In this case the narc is pushy little adenoidal mouth breather Norman Foster as the most annoying such allegedly 'romantic' Madison Avenue-style antecedent to Elliot Reid in Gentlemen Prefer Blondes, a type that's thankfully disappeared long ago from the national register of archetypes, the smug, overbearing Pete Campbell-style ad man, pipe in mouth and a weird feeling he has the innate right to annoy cute girls at their place of work, which would be tolerable accept that this ploy actually works, which seems to condone boorish stalker behavior in a very unhealthy way (1).

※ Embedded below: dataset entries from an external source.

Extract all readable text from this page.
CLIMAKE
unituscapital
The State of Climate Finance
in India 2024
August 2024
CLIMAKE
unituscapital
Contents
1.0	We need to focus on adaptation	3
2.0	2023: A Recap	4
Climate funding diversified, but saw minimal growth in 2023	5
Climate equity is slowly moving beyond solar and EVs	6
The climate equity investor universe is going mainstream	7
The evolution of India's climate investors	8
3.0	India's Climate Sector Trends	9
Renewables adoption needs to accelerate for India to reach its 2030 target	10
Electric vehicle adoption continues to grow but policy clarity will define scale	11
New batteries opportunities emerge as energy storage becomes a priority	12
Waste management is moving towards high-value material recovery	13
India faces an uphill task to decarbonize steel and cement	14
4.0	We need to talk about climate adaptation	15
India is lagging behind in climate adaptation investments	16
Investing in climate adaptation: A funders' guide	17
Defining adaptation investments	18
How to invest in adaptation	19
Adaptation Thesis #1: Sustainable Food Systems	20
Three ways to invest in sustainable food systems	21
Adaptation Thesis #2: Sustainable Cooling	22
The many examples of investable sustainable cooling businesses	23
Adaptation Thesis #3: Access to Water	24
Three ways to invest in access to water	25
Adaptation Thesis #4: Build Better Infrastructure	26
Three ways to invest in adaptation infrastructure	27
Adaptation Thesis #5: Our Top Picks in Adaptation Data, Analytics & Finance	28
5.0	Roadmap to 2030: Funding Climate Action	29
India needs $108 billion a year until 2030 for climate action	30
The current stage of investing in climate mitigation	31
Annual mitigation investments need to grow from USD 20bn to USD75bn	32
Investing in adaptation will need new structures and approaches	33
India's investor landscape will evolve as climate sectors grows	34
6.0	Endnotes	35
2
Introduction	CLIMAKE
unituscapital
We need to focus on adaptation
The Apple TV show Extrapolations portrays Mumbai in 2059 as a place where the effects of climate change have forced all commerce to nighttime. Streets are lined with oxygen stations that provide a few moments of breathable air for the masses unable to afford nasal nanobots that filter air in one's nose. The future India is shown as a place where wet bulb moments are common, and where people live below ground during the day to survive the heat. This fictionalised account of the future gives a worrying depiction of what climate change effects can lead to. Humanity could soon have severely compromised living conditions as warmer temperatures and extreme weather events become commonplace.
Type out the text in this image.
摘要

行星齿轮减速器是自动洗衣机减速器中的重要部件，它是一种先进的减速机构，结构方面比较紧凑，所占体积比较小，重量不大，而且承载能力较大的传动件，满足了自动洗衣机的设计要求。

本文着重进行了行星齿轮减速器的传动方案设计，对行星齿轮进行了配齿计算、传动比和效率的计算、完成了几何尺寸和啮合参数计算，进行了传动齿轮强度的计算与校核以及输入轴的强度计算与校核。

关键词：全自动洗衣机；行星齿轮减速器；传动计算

Thank God I finally just realized I could FF past his scenes without missing a goddamn thing (it's pretty rewarding when he loses his life's savings in a stock market boondoggle though). The rest of the Grand Hotel-aping cast are less remarkable, such as Jean Hersholt a Jewish (vot else?) fashion designer smitten by one of his 'party girl' models (Anita Page). She's great, he's a blubbering fool, but it's great to watch him be smart enough to not lose ever cent of his money in the same boondoggle that wipes out Foster.

Guess who makes a killing on that same boondoggle?

JAMAICA INN
(1939) Dir. Alfred Hitchcock
****

 Another oversize capitalist of ambiguous design is the great Charles Laughton in JAMAICA INN (1939), a film I'd never seen until last week when it showed up on TCM finally looking drop dead gorgeous in a cleaned-up new HD deep black transfer which made me instantly forget my long embargo on period costume dramas and the dismally depressing time I had trying to watch it in the 90s on some horrific public domain VHS (and not getting farther than the first five minutes). It was so good on this new edition, by jove, I changed my whole costume drama tune and put the Cohen BFI Blu-ray on my bleedin' Xmas wish list and started shouting "Chadwick!" in a worshipful impression of Charles Laughton as the British gentry/local constable. Unfolding over a few dark nights, set on a big tract of windswept foreboding land along the windswept Irish (?) coast near the titular inn, a more Gothically delicious set-up you'll as like never find. It's another tale of an innocent beauty bringing her antiquated morality to bear upon a scene in which she is but a tourist and in the process felling some smitten tyrant or other.  In this case the beauty is a very young Maureen O'Hara in her first film. Who wouldn't topple?

 
The stormy adventure eventually coheres as an example of Hitchcock's ever-emerging gift for prolonged romantic chase sequences, but the crux is a genuinely fine mix of unique character actors as the bad guys, full of rich slangy elocution and colloquial dialogue making them the easy rival of the unsavory crew of MGM"s 1935 classic Treasure Island. Each rogue is painted in detailed brush strokes by character actors led by crazy-eyed and haired Leslie Banks. As usual Laughton has a field day, oscillating from respectable if oafish parody of gluttonous British lordsmanship and conniving greedy rogue. In her first movie role, Maureen O'Hara's steely strength and overwhelming Irish beauty is already in full effect. Plucky, warm, brave, going to any length to save lives even of the no-good uncle-in-law (Banks) on account of her devoted aunt (Marie Ney).  The great English dame du suspense Daphne de Maurier proves once again a great choice for the master. Now that there's a restoration wherein we can savor the beauty of the coastline and the deep horror film mischief night ambience, the dirty faces of the wreckers, and the shadowy corners of the inn, it's gone from being a public domain footnote to a very strong entry in Hitch's canon, a sploshing wave of thrilling old dark inn suspense, lovers-on-the-run mystery, colorful black comedy, and ripping action - jolly good show. And Robert Newton is the romantic hero? Well strike me colors. ChadWICK!


NOTES:
1. see CinemArchetype 2: The Skeevy Boyfriend.